‘An Unbreakable Bond’: Huckabee Pushes Back on Anxiety Over U.S.-Israel Ties
"Theirs is a relationship that is not just as two statesmen… it is deeply personal.” he said of Prime Minister Netanyahu and President Trump
U.S. Ambassador to Israel Mike Huckabee opened the second annual JNS International Policy Summit in Jerusalem with a blunt and buoyant address as he sought to calm growing nerves in Israel about the direction of the Trump administration and its recent Iran deal.
Remarks were delivered amid questions across Israel about the MOU between Washington and Tehran announced by President Trump, and recent comments made by the president about Prime Minister Benjamin Netanyahu and Israeli actions in Lebanon.
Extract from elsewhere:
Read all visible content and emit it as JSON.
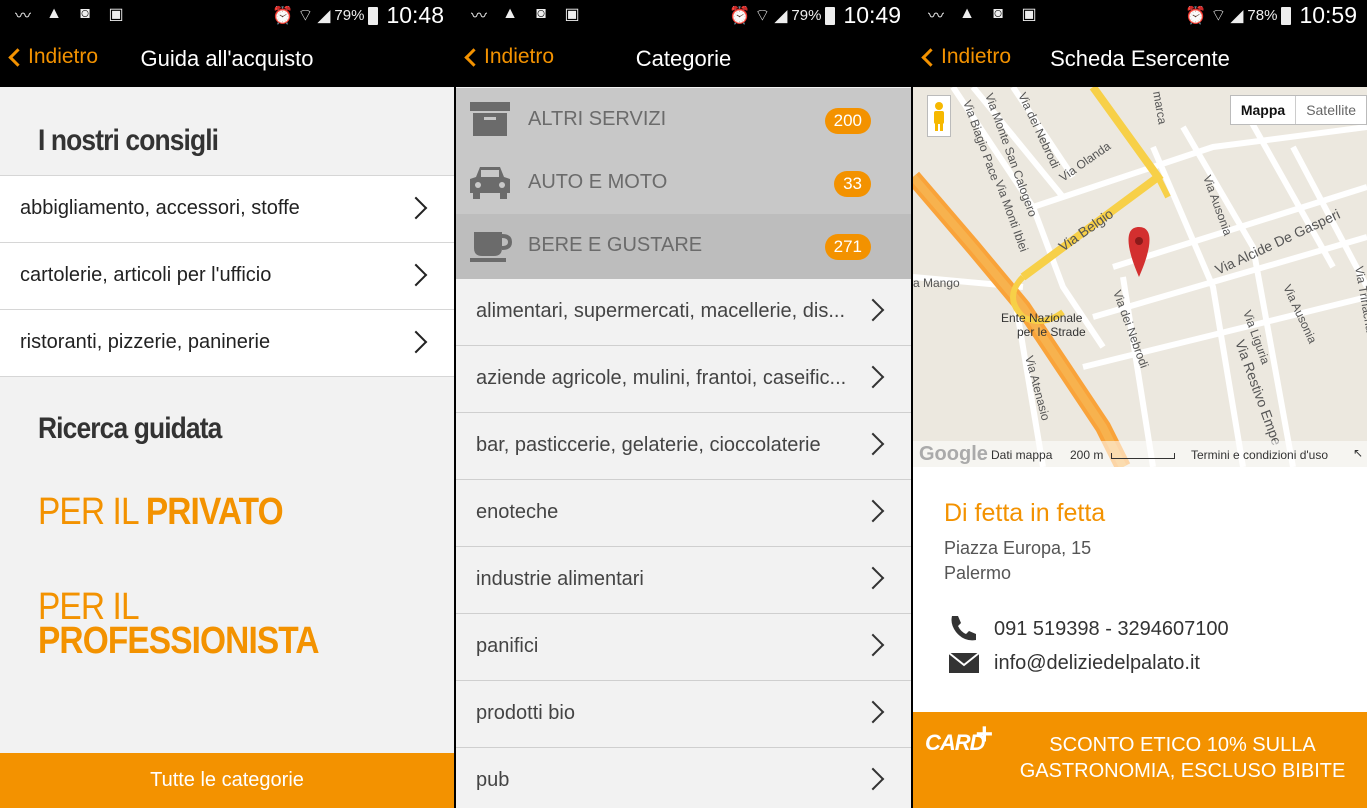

Trump had said at the G7 summit in France that “without the United States, there would be no Israel” and that “Bibi has to be more responsible with respect to Lebanon.” It was the kind of week that had people reaching for a stiff drink, which the ambassador quickly acknowledged.
Huckabee’s central message was that, whatever the noise of the daily news cycle, President Trump’s core commitments to Israel are fixed. “The one thing that the president has said as consistently as any man has ever said anything, is that Iran will never have a nuclear weapon,” he said. He pointed to the president’s decision to deploy B-2 bombers against Iranian nuclear sites during last year’s 12-day war as proof that the words carry weight. “We know what he would do,” he added.
On the personal bond between Trump and Netanyahu, Huckabee was also clear: “There is no world leader that the president speaks to more than he does Prime Minister Netanyahu. Theirs is a relationship that is not just as two statesmen… it is deeply personal.”
The ambassador also waded into the recent controversy surrounding his own comments on Judeo-Christian civilization. He had drawn criticism internationally for arguing that American democracy itself is rooted in Jewish heritage — a claim he doubled down on at the summit by pointing out that it is Moses who has a marble fixture in the U.S. House of Representatives. “Our history is tied more to Mount Sinai than it is to Athens or Rome.”
Huckabee closed on a note that was equal parts Psalm 121 and political sermon: Israel’s survival, he argued, rests not ultimately on military capability or American backing, but on a divine promise. “This land is in the hands of the Creator of the universe,” he said, which was, in a way, a statement of confidence that transcended the reassurances of any mere American president
The opening night was held at the Waldorf Astoria in Jerusalem and hosted more than 1,000 security experts, politicians, diplomats, and journalists to discuss what JNS CEO Alex Traiman called “the most important issues facing Israel and the Jewish people.”
The three-day event will include the Iran nuclear file, rising antisemitism, and the future of U.S.-Israel relations.